⑨ LKA Nordrhein-Westfalenはどこにあるのか?
デュッセルドルフである。
⑩ スパイウェアであるトロイの木馬を使用しているLKAについてさらに何を知っているか?
2008年初め、WikiLeaksは、LKAとDigiTaskと呼ばれるソフトウェア会社の間で秘密のメモがあるとリークした。このWikiLeaksによって漏洩された詳細は、CCCによって発見されたR2D2トロイの木馬の動作と一致するように見える。もちろん、DigiTaskがマルウェアを書き込んでいない可能性もあるが、機能は一致している。
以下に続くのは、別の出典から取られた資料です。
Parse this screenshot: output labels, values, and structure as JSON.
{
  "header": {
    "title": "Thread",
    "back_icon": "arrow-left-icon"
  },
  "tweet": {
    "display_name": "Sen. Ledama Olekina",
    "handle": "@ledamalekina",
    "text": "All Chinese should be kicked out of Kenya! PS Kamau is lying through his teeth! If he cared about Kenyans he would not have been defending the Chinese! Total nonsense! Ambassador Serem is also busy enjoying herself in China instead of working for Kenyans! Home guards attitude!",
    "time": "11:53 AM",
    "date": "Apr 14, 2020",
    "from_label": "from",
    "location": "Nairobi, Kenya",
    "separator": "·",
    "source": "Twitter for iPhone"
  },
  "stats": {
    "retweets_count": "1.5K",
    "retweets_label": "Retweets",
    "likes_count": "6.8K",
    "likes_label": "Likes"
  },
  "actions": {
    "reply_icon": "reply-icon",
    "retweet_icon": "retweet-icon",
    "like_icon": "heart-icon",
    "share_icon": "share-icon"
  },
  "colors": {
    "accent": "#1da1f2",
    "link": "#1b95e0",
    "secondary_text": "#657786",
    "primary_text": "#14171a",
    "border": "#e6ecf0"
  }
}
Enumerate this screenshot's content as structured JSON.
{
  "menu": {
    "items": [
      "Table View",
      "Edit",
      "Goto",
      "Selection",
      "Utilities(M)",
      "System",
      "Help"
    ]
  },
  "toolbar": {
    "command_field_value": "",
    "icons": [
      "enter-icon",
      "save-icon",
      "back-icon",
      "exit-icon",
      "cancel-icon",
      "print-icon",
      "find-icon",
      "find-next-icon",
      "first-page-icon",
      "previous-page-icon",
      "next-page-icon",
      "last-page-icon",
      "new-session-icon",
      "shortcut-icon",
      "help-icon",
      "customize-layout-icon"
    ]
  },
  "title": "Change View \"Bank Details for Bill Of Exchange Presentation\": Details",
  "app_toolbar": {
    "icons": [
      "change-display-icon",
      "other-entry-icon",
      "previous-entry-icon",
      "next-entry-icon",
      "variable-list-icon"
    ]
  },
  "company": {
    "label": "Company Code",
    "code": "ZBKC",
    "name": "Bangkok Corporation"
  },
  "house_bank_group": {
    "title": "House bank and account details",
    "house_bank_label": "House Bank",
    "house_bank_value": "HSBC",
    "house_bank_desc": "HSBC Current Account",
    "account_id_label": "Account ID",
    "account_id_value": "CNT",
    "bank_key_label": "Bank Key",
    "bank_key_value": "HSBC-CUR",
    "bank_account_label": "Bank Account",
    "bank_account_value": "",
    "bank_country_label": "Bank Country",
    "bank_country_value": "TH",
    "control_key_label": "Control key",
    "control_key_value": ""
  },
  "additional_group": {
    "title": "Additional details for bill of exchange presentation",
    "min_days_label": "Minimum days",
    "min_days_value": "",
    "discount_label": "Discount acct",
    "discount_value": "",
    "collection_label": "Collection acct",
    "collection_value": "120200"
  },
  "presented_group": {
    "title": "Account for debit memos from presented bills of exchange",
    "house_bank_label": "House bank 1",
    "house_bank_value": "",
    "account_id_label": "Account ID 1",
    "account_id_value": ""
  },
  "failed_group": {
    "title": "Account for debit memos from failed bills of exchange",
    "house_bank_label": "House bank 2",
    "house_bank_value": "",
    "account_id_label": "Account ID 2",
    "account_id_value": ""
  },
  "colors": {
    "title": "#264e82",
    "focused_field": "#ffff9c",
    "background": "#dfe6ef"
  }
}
DigiTaskはこれまで、Skypeの会話を監視するための監視ソフトウェアを発表したりプレゼンテーションを行ってきている。
⑪ R2D2トロイの木馬がLKAによって使用されたことを証明できるか?
ドイツ警察当局が関与を確認しない限り、マルウェアを誰が作成したかを証明することは実際には不可能である。しかし、それは彼らが関与していない可能性が高いように見え始めている。
⑫ R2D2トロイの木馬はどのようにコンピュータに感染するか?
このマルウェアはWindowsコンピュータをターゲットとしている。 通常、添付ファイルを含む電子メール、またはコンピュータに感染するWebへのリンクすることで起きる。 (注5)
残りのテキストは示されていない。